IFAT performed by using confocal laser scanning microscopy. Methanol-fixed smears of the B. microti-infected erythrocytes were incubated with MAb 2-1E. The MAb-antigen reaction (green) was visualized with the FITC-conjugated secondary antibody. Bars = 5 μm.

FIG. 3.

(A) Deduced amino acid sequence encoded by the MRA gene (GenBank accession number AB079857). The sequence region showing significant identity to the sequence encoded by the BMN 1-15 gene is indicated by underlining. (B) Alignment of the deduced amino acid sequence encoded by the MRA gene with the amino acid sequence of BMN 1-15 of B. microti (GenBank accession number AF206525). Amino acid gaps are indicated by dashes, amino acid identities are indicated by colons, and conservative changes are indicated by dots.

FIG. 4.

(A) Southern blot analyses. The B. microti genomic DNA was digested with HindIII (lane 1), PstI (lane 2), XbaI (lane 3), or EcoRI (lane 4), and the separated DNA fragments were hybridized with the MRA gene probe. The positions of λ HindIII DNA size markers (in kilobase pairs) are indicated on the left. (B) PCR amplification of the MRA gene in the DNA extracted from normal blood (lane 1) or B. microti-infected blood (lane 2) and cDNA clone of the MRA gene (lane 3). Lane M contained λ HindIII DNA size markers.

FIG. 5.

(A) IFAT. Methanol-fixed smears of AcMRA-infected (panel a) or AcFB-D-infected (panel b) Sf9 cells were incubated with immune serum collected from a B. microti-infected mouse. The MAb-antigen reaction (white) was visualized with the FITC-conjugated secondary antibody. Bars = 20 μm. (B) Western blot analyses. The antigens prepared from noninfected (lane 1), AcMRA-infected (lane 2), or AcFB-D-infected (lane 3) Sf9 cell lysate or purified B. microti lysate (lane 4) were reacted with MAb 2-1E and visualized with an ECL kit. The positions of the molecular mass standards (in kilodaltons) are indicated on the left.

FIG. 6.

IFAT performed by using confocal laser scanning microscopy. Methanol-fixed smears of B. microti-infected erythrocytes were incubated with immune sera of the MRA (a) or FB-D (b) group. The MAb-antigen reaction (green) was visualized with the FITC-conjugated secondary antibody. Bar = 5 μm (a) or 10 μm (b).

FIG. 7.

Vaccine efficacy of the recombinant MRA against B. microti challenge.
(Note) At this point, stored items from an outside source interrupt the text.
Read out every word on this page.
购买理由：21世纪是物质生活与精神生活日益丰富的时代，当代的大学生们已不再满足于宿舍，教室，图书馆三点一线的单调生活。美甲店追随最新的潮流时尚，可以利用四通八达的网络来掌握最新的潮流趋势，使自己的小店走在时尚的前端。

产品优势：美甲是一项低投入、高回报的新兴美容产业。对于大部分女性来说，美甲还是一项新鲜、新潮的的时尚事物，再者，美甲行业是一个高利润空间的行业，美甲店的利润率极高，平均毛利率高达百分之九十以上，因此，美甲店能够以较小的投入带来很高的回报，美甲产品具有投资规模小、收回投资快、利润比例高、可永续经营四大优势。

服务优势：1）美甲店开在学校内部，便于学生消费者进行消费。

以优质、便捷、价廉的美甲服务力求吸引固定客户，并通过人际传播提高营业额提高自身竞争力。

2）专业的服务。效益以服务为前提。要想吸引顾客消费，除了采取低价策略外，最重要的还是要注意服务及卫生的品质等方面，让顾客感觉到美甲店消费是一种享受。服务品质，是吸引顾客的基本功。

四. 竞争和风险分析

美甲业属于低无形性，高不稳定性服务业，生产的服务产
The five mice in the MRA group and the five mice in the FB-D group were immunized three times with AcMRA-infected cell lysate and AcFB-D-infected cell lysate, respectively, while the control group did not receive any immunogen. After challenge with 1 × 10⁷ B. microti-infected erythrocytes, the developmental parasitemia in each group was monitored daily by examining blood smears periodically prepared from blood from the tail veins. Each symbol indicates the mean, and the error bars indicate the standard errors. The asterisks indicate the days on which there was a significant difference (P < 0.05) between the MRA and FB-D groups. The data are representative of two separate experiments.